O instinto vira-lata do brasileiro médio contemporâneo contamina geral. A elite do bom atraso difunde seus valores privativos como se fossem universais e acha que o mundo inteiro, quiçá o universo todo, podem caber na palma da mão dessa sociedade megalomaníaca, desses 30% de brasileiros que se acham donos de tudo.
Certa vez o vício de linguagem fez uma matéria de um acidente em Belo Horizonte, anteontem, em que um Porsche em velocidade altíssima de 260 km/h bateu em pistes e árvores na Avenida Barão Homem de Mello e um passageiro foi arremessado para fora do veículo e morreu. O motorista, que dirigia embriagado e tinha a carteira de habilitação vencida, saiu ferido. Coisas da sociedade que quer demais na vida, bebendo cerveja adoidado e comprando carrões caríssimos. O Porsche ficou destruído.

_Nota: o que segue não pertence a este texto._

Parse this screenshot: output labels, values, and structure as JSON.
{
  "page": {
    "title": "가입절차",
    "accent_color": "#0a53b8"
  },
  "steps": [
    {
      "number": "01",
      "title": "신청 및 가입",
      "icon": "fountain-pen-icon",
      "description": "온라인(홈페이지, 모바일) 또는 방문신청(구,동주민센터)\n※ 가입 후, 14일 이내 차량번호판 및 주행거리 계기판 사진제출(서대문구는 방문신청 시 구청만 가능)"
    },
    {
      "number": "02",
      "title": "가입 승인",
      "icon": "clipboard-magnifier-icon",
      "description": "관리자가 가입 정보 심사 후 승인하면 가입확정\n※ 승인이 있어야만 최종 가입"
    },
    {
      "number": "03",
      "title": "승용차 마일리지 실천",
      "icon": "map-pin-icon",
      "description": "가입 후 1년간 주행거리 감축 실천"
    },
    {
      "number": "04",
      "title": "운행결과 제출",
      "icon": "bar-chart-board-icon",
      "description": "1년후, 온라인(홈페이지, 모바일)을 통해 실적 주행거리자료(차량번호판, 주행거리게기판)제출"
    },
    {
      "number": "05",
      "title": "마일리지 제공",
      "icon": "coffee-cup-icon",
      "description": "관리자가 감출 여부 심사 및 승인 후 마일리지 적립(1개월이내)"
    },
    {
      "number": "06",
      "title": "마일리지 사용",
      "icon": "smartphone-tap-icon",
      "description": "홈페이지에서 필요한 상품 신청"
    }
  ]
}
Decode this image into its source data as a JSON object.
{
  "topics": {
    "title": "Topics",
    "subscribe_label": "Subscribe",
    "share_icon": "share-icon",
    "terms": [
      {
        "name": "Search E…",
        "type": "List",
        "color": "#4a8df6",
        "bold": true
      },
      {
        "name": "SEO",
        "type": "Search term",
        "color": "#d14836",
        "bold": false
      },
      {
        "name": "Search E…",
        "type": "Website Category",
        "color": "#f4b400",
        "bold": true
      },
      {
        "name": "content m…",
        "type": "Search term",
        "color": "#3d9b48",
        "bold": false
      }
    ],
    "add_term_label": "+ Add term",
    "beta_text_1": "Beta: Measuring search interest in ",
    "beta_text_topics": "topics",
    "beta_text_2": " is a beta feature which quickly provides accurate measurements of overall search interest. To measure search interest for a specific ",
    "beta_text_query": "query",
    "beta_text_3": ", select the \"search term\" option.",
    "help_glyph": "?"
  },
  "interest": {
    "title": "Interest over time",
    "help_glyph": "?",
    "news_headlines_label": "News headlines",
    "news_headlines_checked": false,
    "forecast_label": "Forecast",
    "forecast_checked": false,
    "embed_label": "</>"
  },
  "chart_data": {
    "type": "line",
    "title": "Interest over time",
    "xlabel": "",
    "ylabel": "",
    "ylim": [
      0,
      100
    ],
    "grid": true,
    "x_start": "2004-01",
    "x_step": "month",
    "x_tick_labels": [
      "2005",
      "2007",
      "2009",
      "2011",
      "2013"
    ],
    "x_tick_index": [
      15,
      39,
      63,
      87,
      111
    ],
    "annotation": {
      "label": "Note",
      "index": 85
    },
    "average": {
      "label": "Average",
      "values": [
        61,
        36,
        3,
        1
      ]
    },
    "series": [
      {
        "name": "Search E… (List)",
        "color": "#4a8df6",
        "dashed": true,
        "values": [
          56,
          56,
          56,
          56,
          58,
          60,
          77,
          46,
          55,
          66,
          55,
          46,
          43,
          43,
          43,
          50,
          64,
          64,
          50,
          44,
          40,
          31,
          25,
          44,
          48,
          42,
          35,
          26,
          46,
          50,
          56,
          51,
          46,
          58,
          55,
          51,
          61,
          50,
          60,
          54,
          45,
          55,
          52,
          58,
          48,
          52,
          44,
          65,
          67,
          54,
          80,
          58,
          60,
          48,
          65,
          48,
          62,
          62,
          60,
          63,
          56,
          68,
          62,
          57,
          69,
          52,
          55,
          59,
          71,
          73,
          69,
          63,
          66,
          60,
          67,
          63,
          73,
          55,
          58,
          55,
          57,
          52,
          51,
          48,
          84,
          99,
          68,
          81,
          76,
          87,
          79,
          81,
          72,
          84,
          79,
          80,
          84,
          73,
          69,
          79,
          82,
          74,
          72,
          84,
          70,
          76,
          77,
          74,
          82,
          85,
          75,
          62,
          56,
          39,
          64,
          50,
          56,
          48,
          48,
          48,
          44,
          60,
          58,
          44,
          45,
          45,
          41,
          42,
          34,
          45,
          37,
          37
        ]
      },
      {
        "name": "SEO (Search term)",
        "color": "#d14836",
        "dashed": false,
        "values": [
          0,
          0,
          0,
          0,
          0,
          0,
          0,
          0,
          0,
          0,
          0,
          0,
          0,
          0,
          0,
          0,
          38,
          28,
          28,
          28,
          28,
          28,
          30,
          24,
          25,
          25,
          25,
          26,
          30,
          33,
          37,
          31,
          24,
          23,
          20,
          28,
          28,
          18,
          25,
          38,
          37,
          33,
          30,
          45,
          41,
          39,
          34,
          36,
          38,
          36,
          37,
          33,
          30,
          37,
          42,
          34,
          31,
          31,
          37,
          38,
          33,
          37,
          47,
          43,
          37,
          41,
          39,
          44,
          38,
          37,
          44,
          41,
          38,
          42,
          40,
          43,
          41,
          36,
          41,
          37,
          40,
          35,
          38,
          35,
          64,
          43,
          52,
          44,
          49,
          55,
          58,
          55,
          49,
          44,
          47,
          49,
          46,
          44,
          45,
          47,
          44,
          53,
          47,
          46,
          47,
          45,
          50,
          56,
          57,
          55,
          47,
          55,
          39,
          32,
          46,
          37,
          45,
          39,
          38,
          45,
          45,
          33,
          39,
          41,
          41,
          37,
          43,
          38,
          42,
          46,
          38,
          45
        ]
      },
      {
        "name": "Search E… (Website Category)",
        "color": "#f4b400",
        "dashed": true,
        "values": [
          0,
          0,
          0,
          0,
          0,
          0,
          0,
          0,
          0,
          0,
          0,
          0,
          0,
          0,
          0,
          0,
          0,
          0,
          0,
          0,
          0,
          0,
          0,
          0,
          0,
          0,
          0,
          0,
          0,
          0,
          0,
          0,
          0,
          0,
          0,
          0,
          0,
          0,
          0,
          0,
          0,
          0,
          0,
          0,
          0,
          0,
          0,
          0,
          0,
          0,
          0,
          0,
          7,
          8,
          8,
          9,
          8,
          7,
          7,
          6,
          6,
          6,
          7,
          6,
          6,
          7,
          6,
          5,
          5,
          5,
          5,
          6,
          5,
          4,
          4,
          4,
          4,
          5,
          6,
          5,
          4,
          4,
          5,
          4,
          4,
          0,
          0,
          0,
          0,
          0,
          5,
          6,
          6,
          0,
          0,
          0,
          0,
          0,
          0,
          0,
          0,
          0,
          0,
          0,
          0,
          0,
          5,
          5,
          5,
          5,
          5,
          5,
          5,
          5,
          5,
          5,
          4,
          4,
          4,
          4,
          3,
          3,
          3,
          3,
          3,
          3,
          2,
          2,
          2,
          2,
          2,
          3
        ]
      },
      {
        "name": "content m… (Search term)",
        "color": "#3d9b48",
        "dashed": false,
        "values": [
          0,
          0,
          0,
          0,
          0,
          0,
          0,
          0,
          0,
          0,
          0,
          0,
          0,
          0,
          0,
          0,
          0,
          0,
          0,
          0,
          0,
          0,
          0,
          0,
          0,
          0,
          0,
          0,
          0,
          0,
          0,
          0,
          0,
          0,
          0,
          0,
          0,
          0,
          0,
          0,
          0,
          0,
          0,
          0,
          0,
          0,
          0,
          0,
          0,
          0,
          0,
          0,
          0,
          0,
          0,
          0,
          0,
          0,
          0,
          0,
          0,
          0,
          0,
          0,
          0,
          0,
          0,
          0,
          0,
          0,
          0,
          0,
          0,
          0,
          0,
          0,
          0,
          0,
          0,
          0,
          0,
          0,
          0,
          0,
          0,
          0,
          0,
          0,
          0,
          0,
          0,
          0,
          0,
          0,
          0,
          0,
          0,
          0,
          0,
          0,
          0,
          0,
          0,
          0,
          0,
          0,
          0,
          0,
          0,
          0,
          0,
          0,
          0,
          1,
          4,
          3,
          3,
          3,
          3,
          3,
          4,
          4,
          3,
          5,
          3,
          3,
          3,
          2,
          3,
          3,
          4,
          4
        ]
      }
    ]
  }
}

E o vício de linguagem? O repórter teve a ideia infeliz de dizer que a dupla "saiu de uma balada" insistindo no uso da gíria "balada", jargão da Faria Lima, de Luciano Huck e da Jovem Pan. Mesmo que esta palavra fosse mencionada por algum depoimento, é porco citar essa gíria. O certo é dizer que os caras "sairam de uma festa noturna". Daqui a pouco vão noticiar estupro com um homem preso por fazer "nheco-nheco" na vítima. O jornalismo, mesmo em crise, merece respeito, com o uso das palavras sem os vícios de youtubers, né?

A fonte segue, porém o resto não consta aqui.